Viele Anleger konnten aufgrund der Tätigkeit von Brüllmann Rechtsanwälte mit ihren Beratern bereits außergerichtliche Vergleiche schließen, welche zum Teil eine Rückerstattung von über 80 % der Einlage vorsahen. In den Fällen, in denen eine außergerichtliche Einigung nicht möglich war, wurden gegen die verschiedensten Beratungsinstitute Klagen eingereicht. „Viele Gerichte haben bislang unsere Auffassung, dass eine Falschberatung zugrunde liegt, bestätigt", so Rechtsanwalt Seifert weiter.

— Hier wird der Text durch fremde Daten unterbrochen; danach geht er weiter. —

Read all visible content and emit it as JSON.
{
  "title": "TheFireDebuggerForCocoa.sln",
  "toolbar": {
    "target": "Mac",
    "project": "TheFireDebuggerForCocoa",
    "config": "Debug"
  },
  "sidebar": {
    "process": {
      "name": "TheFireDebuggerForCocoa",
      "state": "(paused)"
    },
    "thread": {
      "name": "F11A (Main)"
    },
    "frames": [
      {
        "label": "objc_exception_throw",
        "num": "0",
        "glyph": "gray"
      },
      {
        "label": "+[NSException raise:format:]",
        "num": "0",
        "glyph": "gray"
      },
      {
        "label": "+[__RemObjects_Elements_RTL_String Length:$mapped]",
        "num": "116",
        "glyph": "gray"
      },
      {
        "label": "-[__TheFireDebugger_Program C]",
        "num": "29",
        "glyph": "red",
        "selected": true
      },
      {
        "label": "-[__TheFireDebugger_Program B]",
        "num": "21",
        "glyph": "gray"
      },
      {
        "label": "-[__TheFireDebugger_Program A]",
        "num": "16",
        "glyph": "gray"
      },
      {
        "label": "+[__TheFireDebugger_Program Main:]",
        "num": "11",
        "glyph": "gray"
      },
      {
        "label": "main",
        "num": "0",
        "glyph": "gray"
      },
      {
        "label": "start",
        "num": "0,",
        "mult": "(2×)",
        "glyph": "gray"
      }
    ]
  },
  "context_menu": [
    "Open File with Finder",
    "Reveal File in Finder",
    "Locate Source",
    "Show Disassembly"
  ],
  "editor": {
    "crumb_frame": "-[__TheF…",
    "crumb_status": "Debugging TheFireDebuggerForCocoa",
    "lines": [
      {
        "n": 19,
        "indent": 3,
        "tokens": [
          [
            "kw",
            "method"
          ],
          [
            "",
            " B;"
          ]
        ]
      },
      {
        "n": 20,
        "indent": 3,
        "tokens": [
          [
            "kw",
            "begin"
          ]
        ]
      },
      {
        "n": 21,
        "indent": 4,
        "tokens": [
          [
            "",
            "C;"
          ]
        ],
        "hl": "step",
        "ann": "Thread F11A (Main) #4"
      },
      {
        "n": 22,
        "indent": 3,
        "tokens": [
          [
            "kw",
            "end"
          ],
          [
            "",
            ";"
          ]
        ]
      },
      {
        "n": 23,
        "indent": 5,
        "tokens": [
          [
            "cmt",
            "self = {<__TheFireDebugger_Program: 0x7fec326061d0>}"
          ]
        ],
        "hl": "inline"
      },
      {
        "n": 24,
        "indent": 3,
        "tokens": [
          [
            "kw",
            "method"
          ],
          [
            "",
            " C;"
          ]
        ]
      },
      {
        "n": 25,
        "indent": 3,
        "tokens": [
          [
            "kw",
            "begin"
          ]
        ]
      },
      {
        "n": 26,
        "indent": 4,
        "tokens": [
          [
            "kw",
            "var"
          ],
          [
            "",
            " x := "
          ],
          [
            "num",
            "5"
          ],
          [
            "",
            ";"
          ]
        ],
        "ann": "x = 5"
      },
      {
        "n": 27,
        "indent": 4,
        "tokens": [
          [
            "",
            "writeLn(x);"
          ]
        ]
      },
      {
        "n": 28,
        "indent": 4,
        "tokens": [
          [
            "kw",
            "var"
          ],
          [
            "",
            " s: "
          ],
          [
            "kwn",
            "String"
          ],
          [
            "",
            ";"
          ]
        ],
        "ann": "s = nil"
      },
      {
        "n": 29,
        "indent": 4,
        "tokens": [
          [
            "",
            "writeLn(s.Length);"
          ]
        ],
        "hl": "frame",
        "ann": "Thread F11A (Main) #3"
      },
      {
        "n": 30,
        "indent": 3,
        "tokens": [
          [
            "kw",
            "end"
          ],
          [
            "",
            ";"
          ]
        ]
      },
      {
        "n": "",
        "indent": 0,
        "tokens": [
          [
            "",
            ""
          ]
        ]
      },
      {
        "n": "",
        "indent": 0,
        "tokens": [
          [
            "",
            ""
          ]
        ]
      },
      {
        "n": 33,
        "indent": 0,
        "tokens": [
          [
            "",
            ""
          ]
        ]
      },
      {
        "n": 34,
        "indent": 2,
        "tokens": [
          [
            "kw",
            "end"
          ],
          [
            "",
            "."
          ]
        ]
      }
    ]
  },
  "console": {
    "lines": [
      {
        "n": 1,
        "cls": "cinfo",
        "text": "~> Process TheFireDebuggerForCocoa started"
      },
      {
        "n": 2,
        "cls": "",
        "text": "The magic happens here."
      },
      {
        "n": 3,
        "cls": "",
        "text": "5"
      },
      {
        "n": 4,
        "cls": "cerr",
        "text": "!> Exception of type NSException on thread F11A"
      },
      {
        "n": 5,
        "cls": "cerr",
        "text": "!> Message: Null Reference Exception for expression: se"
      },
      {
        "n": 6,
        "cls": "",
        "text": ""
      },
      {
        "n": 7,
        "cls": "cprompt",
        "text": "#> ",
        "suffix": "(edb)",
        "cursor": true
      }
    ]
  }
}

So haben folgende Gerichte zugunsten geschädigter Anleger Life Trust Anleger entschieden:

  • Landgericht Köln, Az.: 21 O 40/12 vom 02.10.2012
    • Bestätigt durch das OLG Köln
  • Landgericht Berlin, Az.: 2 O 158/12 vom 30.10.2012
  • Landgericht Berlin, Az.: 3 O 243/12 vom 13.11.2013
  • Landgericht Bremen, Az.: 1 O 2420//11 vom 21.11.2012
    • Bestätigt durch OLG Bremen
  • Landgericht Chemnitz, Az.: 7 O 1239/12 vom 21.01.2013
  • Landgericht Heidelberg, Az.: 2 O 126/12 vom 10.05.2013
  • Landgericht Braunschweig, Az.: 5 O 733/12 vom 13.03.2013
  • Landgericht Nürnberg-Fürth, Az.: 6 O 4539/12 vom 18.06.2013
  • Landgericht Konstanz (rechtskräftig), Az.: 5 O 322/12 vom 05.07.2013
  • Landgericht Hamburg, Az.: 333 O 247/12 vom 25.07.2013
  • Landgericht Hamburg, Az.: 333 O 248/12 vom 25.07.2013
  • Landgericht Mannheim, Az.: 10 O 50/12 vom 22.05.213

Es kann daher festgestellt werden, dass Anleger trotz der desolaten wirtschaftlichen Situation der Fonds sehr gute Möglichkeiten haben, erfolgreich Regress zu fordern.

Mittlerweile hat die „BAC-Krise" auch die Infrastrukturfonds erreicht. Auch hier muss die Geschäftsführung nunmehr bspw. für den Infra Trust Fonds 2 Ende 2013 den Anlegern mitteilen, dass die Fonds ohne frisches Kapital nicht weiter überlebensfähig sind. Sollte es der hilflos wirkenden Geschäftsführung nicht gelingen, die Anleger dazu zu gewinnen, der Gesellschaft ein Darlehen zu gewähren, so stehen die Fonds vor dem Aus. Ein Totalverlust kann auch hier realistischerweise niemand mehr ausschließen.

Anlegern der BAC Fonds, die eigentlich eine sichere Anlage erwerben wollten und sich nicht mit derartigen Fragestellungen beschäftigen wollten, ist daher dringend zu empfehlen, sich Rechtsrat bei einem auf diesem Gebiet erfahrenen Anwalt einzuholen.